= Stefan Meiring Naudé =

South African scientist (1904–1985)

Stefan Meiring Naudé (31 December 1904, De Doorns–27 April 1985) was a South African scientist, chairman of the Simon van der Stel Foundation, and president of the Council for Scientific and Industrial Research (CSIR).

==Education==
After completing his high school education, he attended Stellenbosch University where he earned an M.Sc. degree with distinction at the age of 21. He was awarded a Rhodes Scholarship to study at Oxford, but was unimpressed by the physics department there and declined the scholarship. He then moved to Berlin, where he studied under physicists such as Albert Einstein, Max Planck, and Max von Laue, earning his Ph.D. in 1928.

==Career==
After his studies in Berlin, Naudé moved to Chicago to work with scientists like Robert Millikan and Arthur Compton.

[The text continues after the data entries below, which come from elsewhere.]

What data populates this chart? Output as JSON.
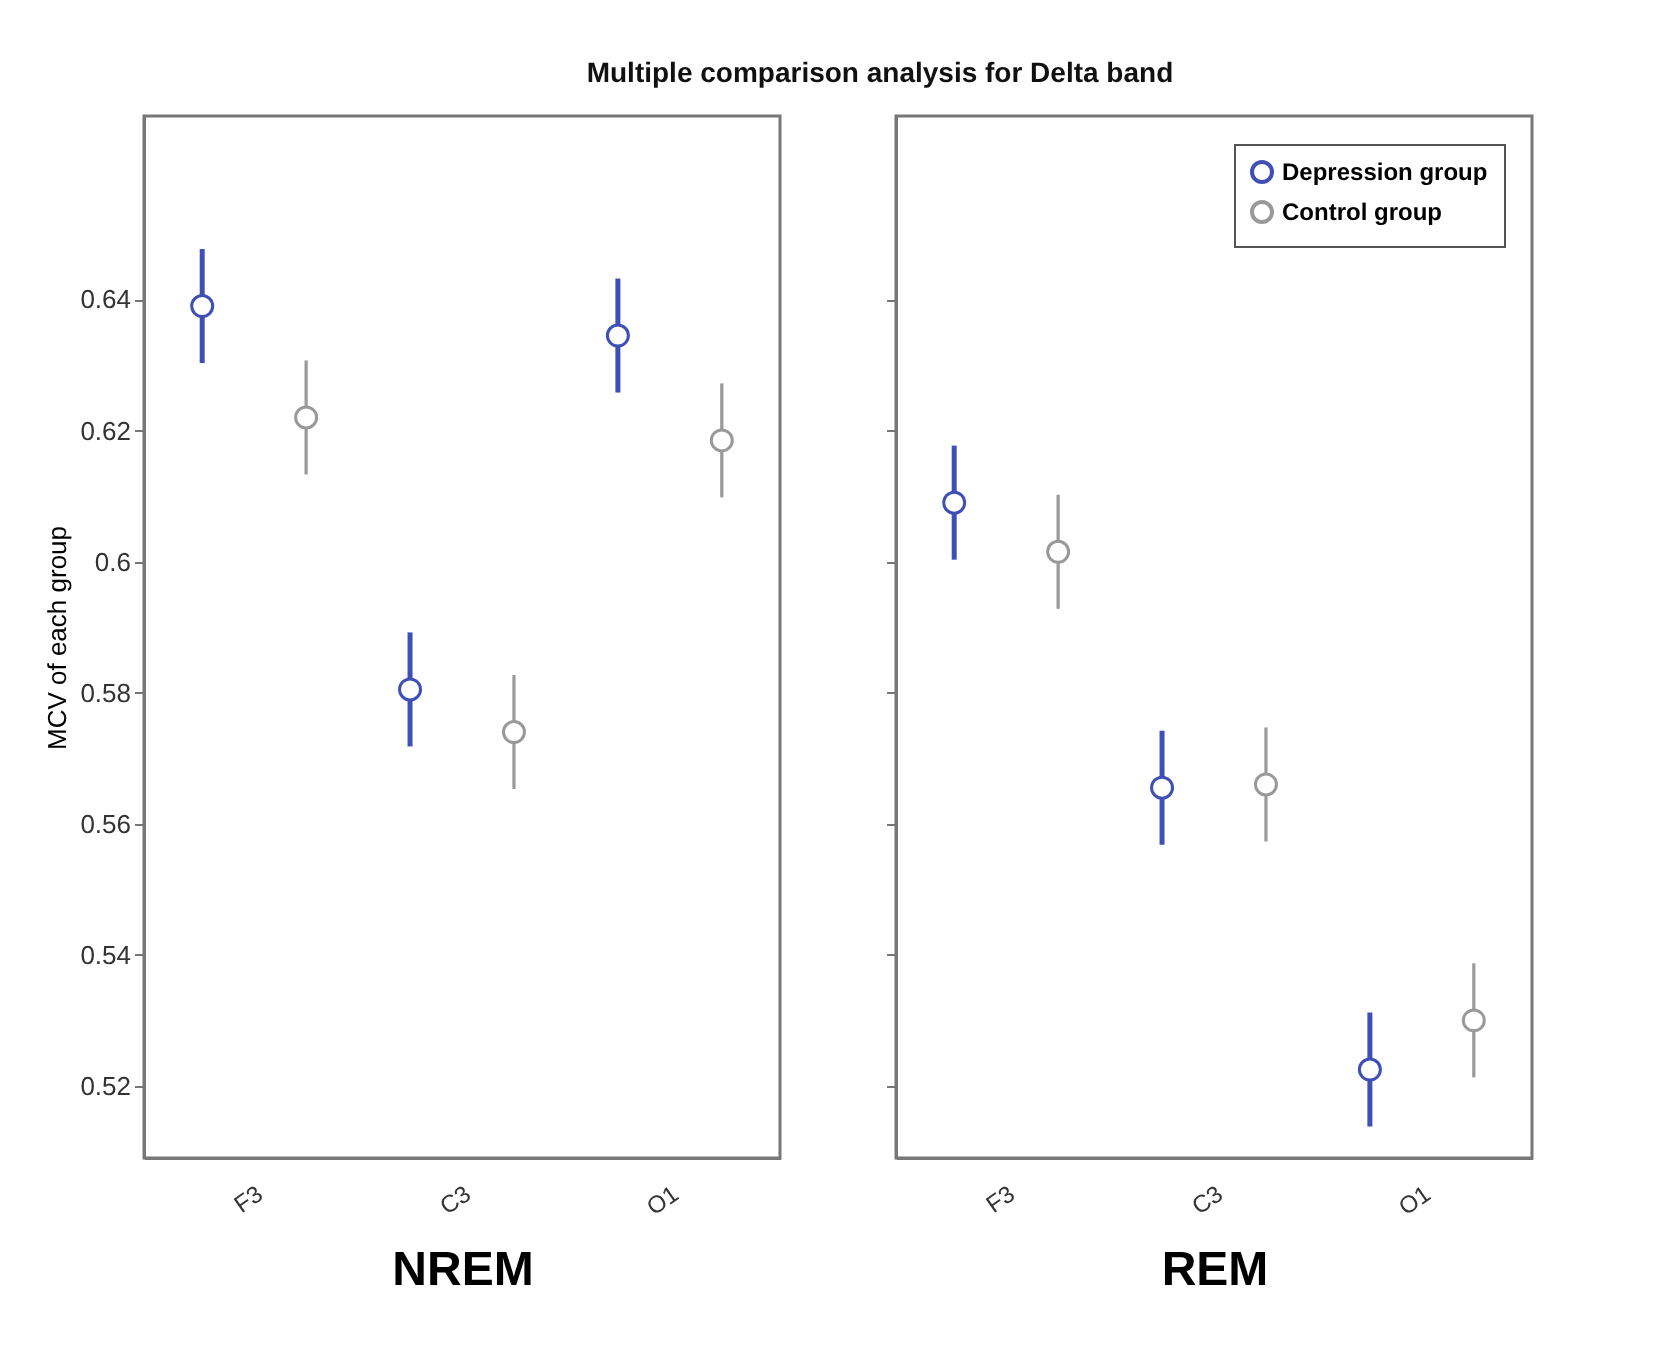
{
  "chart_data": [
    {
      "type": "scatter",
      "title": "Multiple comparison analysis for Delta band",
      "xlabel": "NREM",
      "ylabel": "MCV of each group",
      "categories": [
        "F3",
        "C3",
        "O1"
      ],
      "ylim": [
        0.509,
        0.668
      ],
      "yticks": [
        0.52,
        0.54,
        0.56,
        0.58,
        0.6,
        0.62,
        0.64
      ],
      "marker": "circle",
      "grid": false,
      "legend": false,
      "series": [
        {
          "color": "#3f4fb5",
          "values": [
            0.639,
            0.5805,
            0.6345
          ],
          "errors": [
            0.0087,
            0.0087,
            0.0087
          ]
        },
        {
          "color": "#999999",
          "values": [
            0.622,
            0.574,
            0.6185
          ],
          "errors": [
            0.0087,
            0.0087,
            0.0087
          ]
        }
      ]
    },
    {
      "type": "scatter",
      "xlabel": "REM",
      "categories": [
        "F3",
        "C3",
        "O1"
      ],
      "ylim": [
        0.509,
        0.668
      ],
      "yticks": [
        0.52,
        0.54,
        0.56,
        0.58,
        0.6,
        0.62,
        0.64
      ],
      "tick_labels": "x",
      "marker": "circle",
      "grid": false,
      "legend": "top right",
      "series": [
        {
          "name": "Depression group",
          "color": "#3f4fb5",
          "values": [
            0.609,
            0.5655,
            0.5225
          ],
          "errors": [
            0.0087,
            0.0087,
            0.0087
          ]
        },
        {
          "name": "Control group",
          "color": "#999999",
          "values": [
            0.6015,
            0.566,
            0.53
          ],
          "errors": [
            0.0087,
            0.0087,
            0.0087
          ]
        }
      ]
    }
  ]
}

From 1931 to 1933, Meiring Naudé was a senior lecturer at the University of Cape Town, where he worked under Basil Schonland. In 1932, he gained international recognition for his discovery of the nitrogen-15 isotope. In 1934, he accepted a position as a professor of physics at his alma mater and held it until 1945. The following year, Naudé became the director of the National Physics Laboratory and in 1950, he joined the Scientific and Industrial Research Council. He served as the President of the Council from 1952 to 1971. During this period, he was also the chairman of the Royal Society of South Africa from 1960 to 1961 and chairman of the South African Academy from 1967 to 1969. From 1971 to 1977, he was the Scientific Advisor to the Prime Minister of South Africa.

In addition to his scientific career, Naude was also active in the cultural sphere. On 13 November 1965 he was elected National Chairman of the Simon van der Stel Foundation. Today this foundation is known as the Heritage Association of South Africa, the largest and oldest conservation lobby group in South Africa dedicated to "conserving the national estate".